Il fut un temps où les assureurs souffraient des grandes catastrophes naturelles ou artificielles. Un ouragan, un accident d’avion. Ce n’est pas ce qui menace AIG aujourd’hui, ou alors c’est que la catastrophe, c’est le passage de la tornade Confiance, déjà meurtrière pour Lehman.

Ce qu’il faut comprendre, c’est l’évolution récente de la finance mondiale. Un assureur en effet fait beaucoup plus qu’assurer des biens. Il gère aussi des capitaux pour des particuliers qui se crééent une épargne, notamment pour leur retraite. Aux Etats-unis, où règle la retraite par capitalisation, ce qui veut dire que les retraites sont fondées sur des capitaux réellement épargnés, et non sur des cotisations à venir des générations futures comme en France, ces capitaux sont énormes, et AIG en est un gestionnaire important.

Et dès lors qu’un assureur combine les métier du risque et le métier de la finance, il a d’autres possibilités. Dont une va peut-être lui coûter son existence. Pour pouvoir faire plus d’affaires, les banquiers ont besoin de fonds propres, car, depuis la crise de 1929, on sait qu’il faut à une banque des fonds propres pour servir de « coussin amortisseur » en cas de crise économique. Alors les banques ont trouvé un nouveau moyen de faire davantage de crédit sans augmenter leurs fonds propres ni violer les règles prudentielles. Dès qu’elles ont fait un prêt, hypothécaire par exemple, elles le « packagent » avec de nombreux autres prêts, et le revendent à une autre institution qui a de l’argent à placer. De ce fait, elles s’en débarrassent et peuvent recommencer à prêter.

Simplement, comme de nombreuses institutions ne souhaitent pas acheter ces packages de prêts de qualité inconnue, elles font appel à un garant, comme un propriétaire immobilier qui a un appartement à louer. AIG, compte tenu de sa taille, de sa solvabilité et de son excellente réputation était un excellent garant. Et c’était une activité très rentable, puisque sa seule signature suffisait à lui valoir une commission de garantie. Une façon de gagner de l’argent sur la seule confiance.
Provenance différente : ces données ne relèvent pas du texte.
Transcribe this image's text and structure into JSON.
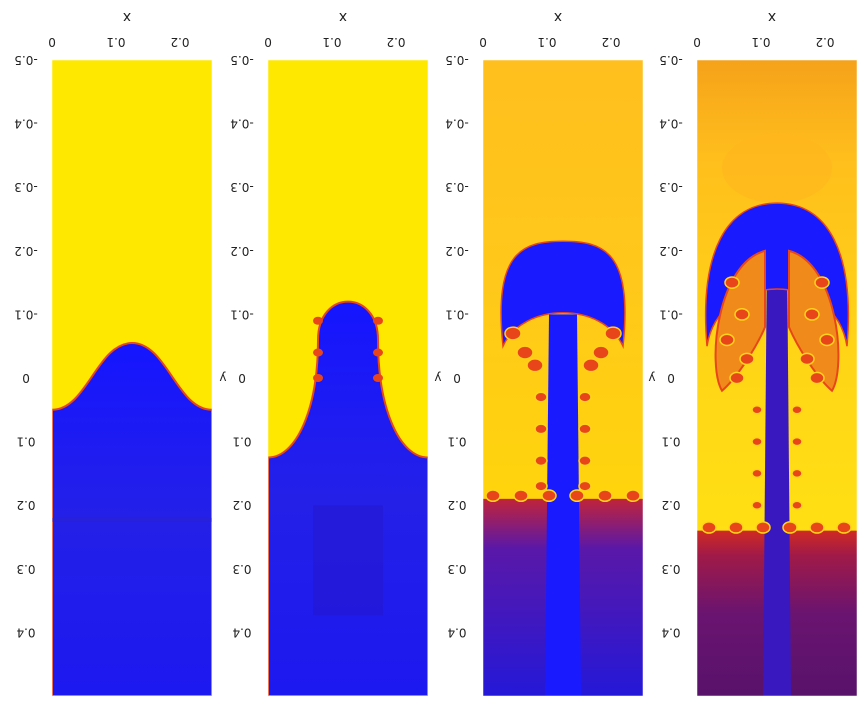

Sauf que, avec la crise, les crédits garantis par AIG sont devenus douteux, et la garantie donnée devient exigible. D’où la chute des cours de l’action et, en parallèle, la chute de la confiance. Laquelle chute de confiance vient de trouver sa traduction concrète aujourd’hui; les principales agences de notation financière viennent de dégrader AIG.

Ce qui veut dire concrètement que la seule signature d’AIG ne suffit plus à garantir ce à quoi elle s’était engagée, et qu’AIG doit trouver des garanties, essentiellement financières, pour remplacer celles que sa signature n’offre plus.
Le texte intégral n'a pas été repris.